Upon seeing Harper charging across the lot, the front door of the station opened and a tiny thing bundled in a thick woolen coat the color of over-ripened limes emerged. Truman’s steps faltered, slowed, and then stopped altogether. Already ahead of him by several steps, neither Grace nor Harper noticed him or his face as recognition slammed into him. Not Michelle or Christie or even Chrissy. Kimmy. Shit. No, make that double shit. He was so screwed. Fuck.
“He was brought in around ten this morning,” Kimmy was saying while Harper clutched at her, hanging on her every word as if it were the only lifeline in sight. “I guess he was speeding or rolled through a stop sign or something, but then they ran his plates and it turns out that earlier in the morning, someone driving his truck had gone over to Mr. Haas’ house and beat the shit out of him. Mr. Haas is in the hospital right now.”

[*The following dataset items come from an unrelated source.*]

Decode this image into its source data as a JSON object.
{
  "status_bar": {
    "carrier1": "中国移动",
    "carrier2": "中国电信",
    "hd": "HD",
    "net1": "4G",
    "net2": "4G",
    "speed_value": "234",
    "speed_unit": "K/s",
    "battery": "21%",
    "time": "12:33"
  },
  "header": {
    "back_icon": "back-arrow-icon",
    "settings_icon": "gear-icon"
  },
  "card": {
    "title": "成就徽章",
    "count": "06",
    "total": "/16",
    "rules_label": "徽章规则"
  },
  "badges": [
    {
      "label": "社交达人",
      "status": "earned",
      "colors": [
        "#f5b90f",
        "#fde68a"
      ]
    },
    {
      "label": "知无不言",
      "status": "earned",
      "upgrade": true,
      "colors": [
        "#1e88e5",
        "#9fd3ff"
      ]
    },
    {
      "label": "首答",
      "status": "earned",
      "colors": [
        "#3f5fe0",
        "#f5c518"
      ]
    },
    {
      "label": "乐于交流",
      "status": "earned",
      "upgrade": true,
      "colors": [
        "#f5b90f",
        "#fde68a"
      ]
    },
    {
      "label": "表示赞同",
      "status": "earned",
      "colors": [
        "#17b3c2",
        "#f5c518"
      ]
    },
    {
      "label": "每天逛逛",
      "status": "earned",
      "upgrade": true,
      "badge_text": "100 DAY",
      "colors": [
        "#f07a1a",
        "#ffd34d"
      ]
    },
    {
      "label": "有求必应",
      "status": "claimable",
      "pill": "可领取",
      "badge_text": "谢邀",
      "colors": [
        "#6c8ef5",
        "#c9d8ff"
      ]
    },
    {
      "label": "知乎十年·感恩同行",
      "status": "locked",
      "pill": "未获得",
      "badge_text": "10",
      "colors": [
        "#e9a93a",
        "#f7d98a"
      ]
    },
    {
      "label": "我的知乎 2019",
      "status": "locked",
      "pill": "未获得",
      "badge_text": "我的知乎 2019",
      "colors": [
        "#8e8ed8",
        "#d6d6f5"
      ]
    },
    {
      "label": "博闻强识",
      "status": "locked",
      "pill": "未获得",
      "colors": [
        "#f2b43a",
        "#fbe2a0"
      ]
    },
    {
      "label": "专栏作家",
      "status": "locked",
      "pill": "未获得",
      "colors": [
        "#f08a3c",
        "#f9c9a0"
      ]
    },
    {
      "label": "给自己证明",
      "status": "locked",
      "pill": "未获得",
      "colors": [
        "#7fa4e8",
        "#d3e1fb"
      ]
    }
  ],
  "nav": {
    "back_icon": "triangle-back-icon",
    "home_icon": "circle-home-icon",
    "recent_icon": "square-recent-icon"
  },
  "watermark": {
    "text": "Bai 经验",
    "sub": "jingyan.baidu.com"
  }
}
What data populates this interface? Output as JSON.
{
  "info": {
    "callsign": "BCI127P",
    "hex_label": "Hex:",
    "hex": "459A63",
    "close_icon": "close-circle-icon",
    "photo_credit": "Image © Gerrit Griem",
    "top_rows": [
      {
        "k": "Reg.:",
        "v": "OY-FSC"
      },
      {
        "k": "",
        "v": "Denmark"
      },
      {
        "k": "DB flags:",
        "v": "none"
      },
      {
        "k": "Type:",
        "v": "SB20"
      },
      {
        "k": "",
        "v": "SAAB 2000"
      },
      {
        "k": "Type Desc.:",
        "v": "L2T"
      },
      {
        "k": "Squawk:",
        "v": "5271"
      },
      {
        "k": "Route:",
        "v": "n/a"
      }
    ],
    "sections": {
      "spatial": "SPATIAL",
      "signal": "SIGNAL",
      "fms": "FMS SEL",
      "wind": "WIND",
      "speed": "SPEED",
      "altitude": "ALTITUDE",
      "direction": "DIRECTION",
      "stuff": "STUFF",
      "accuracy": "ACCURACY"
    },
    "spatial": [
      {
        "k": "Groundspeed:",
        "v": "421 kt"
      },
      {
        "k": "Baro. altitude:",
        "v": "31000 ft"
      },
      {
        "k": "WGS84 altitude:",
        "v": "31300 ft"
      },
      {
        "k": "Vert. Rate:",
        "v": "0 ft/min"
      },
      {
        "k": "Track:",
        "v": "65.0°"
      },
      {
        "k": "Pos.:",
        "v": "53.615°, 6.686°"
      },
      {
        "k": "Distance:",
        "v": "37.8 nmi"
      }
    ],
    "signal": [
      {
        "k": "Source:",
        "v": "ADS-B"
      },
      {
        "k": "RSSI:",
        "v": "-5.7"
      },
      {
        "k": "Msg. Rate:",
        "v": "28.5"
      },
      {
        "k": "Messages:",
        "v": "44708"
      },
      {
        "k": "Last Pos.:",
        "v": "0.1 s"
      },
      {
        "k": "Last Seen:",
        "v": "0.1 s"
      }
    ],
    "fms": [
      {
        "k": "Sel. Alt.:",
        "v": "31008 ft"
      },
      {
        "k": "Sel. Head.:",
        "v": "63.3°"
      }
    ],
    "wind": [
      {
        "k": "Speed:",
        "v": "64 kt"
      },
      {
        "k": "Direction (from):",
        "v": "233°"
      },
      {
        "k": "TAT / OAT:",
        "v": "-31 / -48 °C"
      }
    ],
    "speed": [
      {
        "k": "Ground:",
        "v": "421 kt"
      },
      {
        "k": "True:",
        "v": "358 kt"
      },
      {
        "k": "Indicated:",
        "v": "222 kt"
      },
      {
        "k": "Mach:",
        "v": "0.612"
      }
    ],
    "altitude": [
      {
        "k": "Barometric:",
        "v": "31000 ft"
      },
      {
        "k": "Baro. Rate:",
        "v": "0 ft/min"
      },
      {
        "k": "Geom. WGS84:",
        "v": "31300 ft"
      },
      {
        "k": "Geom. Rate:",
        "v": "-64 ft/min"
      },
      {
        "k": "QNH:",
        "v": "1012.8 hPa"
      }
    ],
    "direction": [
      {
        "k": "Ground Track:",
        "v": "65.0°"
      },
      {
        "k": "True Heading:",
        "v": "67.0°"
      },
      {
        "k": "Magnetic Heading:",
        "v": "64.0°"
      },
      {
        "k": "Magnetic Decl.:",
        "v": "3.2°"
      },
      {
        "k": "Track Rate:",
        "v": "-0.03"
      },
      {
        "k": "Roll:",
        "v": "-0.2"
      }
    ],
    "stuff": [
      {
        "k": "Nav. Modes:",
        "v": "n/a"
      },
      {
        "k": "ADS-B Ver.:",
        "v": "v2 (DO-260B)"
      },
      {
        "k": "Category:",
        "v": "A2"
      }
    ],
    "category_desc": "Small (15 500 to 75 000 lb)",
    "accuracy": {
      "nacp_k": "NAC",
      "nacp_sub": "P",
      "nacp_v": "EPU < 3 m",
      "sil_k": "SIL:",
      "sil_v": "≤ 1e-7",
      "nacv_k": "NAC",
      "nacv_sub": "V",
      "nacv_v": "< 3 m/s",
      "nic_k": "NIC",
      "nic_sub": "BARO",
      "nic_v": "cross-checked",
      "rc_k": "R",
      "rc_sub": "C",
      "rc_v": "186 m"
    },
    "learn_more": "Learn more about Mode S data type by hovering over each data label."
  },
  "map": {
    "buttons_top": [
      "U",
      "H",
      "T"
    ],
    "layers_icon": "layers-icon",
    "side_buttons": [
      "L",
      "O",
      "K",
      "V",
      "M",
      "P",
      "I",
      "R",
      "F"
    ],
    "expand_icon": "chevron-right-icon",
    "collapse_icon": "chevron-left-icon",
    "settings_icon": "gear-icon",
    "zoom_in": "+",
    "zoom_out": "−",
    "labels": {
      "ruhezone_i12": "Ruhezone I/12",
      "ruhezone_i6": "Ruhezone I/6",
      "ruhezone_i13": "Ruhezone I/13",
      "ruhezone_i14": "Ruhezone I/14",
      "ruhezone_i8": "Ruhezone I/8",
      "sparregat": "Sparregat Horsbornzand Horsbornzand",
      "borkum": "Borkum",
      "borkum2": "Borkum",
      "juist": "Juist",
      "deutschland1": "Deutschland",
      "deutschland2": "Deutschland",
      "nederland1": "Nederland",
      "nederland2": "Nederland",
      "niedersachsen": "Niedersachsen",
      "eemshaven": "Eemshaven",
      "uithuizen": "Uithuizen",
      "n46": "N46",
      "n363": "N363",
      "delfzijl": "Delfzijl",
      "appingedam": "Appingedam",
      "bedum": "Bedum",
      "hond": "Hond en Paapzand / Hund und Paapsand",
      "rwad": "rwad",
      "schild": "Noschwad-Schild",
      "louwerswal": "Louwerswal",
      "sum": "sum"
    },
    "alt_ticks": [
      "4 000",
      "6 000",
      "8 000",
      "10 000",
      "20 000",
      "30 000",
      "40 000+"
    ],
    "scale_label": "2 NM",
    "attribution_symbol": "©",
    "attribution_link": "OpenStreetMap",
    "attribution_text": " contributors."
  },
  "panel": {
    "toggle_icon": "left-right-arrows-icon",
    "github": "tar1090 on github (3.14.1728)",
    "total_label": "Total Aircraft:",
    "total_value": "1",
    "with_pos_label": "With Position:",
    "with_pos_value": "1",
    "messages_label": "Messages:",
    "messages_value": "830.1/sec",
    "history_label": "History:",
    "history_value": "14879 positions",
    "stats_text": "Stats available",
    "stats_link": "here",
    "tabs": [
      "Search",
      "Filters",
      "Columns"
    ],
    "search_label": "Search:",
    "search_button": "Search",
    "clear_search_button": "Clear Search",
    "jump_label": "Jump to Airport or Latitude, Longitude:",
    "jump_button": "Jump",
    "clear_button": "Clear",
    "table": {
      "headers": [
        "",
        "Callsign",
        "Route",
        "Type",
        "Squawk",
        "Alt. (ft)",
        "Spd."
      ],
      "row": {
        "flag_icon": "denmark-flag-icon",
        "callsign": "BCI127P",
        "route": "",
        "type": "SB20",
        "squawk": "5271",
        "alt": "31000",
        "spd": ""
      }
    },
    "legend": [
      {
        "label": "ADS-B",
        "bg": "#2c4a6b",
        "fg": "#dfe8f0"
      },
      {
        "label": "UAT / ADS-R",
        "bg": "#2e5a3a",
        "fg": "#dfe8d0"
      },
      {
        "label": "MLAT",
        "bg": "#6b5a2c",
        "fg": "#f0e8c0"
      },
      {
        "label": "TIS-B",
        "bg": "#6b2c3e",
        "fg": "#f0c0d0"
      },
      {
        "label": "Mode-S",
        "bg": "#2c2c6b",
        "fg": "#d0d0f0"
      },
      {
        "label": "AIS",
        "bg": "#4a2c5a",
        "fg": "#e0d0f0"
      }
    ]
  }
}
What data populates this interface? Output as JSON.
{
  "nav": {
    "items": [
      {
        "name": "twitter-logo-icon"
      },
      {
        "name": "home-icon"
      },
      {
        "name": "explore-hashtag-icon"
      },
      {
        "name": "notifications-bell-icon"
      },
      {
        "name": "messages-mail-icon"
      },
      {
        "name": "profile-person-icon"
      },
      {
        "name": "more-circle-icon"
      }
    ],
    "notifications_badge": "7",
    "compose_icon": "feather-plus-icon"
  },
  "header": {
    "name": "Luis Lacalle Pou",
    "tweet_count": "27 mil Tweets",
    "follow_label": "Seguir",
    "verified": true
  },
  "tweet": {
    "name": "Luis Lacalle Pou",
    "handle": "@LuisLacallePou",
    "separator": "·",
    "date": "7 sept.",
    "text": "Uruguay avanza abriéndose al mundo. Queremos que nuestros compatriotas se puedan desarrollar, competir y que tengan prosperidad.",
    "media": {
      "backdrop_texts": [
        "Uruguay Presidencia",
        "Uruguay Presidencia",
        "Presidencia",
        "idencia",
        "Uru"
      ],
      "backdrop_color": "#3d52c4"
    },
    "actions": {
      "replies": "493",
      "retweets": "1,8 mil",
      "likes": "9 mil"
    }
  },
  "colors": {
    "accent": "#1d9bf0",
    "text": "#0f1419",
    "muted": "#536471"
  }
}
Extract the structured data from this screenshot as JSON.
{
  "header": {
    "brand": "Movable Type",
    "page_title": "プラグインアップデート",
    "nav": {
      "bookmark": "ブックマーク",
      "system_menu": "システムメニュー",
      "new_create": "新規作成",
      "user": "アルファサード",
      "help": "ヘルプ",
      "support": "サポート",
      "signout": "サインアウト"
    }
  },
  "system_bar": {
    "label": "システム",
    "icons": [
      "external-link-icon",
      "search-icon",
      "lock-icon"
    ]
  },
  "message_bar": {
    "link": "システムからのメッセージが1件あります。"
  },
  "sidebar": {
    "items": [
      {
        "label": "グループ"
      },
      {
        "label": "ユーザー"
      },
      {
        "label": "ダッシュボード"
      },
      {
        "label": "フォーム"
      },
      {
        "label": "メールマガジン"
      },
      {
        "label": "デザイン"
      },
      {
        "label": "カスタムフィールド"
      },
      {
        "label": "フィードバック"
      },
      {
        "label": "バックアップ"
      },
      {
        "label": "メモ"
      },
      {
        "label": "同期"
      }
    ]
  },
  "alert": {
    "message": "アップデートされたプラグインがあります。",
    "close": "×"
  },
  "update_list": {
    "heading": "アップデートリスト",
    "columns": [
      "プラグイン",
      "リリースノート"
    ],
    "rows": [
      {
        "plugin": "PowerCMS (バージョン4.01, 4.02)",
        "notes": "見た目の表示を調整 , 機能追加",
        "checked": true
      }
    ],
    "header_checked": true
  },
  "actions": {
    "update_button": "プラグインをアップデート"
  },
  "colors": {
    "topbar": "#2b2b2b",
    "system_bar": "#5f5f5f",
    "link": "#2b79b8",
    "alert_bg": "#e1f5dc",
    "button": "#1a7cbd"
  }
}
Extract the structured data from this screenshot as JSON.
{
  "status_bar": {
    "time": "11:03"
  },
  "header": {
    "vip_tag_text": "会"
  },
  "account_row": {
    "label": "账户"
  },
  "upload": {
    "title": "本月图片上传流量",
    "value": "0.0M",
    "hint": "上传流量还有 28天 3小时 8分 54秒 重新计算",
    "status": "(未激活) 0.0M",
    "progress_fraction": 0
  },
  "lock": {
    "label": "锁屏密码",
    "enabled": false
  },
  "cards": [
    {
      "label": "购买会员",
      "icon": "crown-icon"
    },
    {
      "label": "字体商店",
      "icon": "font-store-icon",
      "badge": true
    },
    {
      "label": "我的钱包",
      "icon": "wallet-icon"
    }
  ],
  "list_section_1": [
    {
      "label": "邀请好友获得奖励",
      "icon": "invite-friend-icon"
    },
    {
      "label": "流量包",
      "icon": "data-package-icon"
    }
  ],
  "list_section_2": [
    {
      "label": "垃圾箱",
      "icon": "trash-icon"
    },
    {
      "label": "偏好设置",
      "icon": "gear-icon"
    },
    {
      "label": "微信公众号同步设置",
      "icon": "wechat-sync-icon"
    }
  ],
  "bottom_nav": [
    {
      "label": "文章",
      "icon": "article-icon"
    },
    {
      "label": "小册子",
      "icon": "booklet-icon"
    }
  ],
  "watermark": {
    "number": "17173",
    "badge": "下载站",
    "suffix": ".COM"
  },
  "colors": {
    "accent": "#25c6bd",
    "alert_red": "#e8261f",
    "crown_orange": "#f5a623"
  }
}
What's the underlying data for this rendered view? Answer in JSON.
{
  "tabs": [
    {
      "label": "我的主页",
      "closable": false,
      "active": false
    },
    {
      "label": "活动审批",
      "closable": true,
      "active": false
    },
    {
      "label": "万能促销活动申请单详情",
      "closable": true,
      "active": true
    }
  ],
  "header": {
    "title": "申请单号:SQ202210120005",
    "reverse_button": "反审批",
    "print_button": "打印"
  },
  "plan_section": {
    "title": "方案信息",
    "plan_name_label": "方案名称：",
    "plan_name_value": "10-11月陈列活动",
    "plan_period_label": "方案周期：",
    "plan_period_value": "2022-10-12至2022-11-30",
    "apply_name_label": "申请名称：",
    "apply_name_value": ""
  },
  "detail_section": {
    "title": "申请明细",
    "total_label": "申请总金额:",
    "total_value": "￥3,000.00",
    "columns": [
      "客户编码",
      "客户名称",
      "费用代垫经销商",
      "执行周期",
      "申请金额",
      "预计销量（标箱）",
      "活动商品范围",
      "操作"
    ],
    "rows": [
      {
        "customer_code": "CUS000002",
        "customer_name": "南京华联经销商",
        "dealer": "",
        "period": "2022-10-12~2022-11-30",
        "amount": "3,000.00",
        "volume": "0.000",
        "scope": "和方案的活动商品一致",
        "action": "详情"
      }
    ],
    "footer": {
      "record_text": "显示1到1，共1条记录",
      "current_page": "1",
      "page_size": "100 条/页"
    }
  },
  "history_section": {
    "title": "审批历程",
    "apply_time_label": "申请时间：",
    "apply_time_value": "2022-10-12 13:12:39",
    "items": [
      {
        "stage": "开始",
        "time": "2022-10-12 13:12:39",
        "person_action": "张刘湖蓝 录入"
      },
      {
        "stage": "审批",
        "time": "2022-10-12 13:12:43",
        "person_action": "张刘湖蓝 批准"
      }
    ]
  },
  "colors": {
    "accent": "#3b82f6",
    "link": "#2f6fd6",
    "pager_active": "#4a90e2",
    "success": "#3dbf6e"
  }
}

“Owen attacked Mr. Haas?” Harper’s voice was barely above a whisper, a slight sound that both Kimmy and Grace had to strain to hear.
“That’s the weird thing,” Kimmy said, shaking her head, bewildered. “Mr. Haas wasn’t the one who called the police. It was his neighbor across the street, and the neighbor swears the guy who attacked Mr. Haas was blonde.”
Grace stilled at the implication even as she realized that Harper hadn’t made that connection quite yet. Her friend was still too lost in Kimmy’s story about how Owen had been taken in. But, Grace was only half-listening now. Lucky. She’d seen him this morning, watched him out her window as he’d hopped up into the truck, sat for a moment just looking at her front door and then finally left. Not for the first time today, she wondered why she hadn’t gone downstairs and called out to him…invited him in.
If she had, Owen wouldn’t be in jail right now for a crime his brother had committed.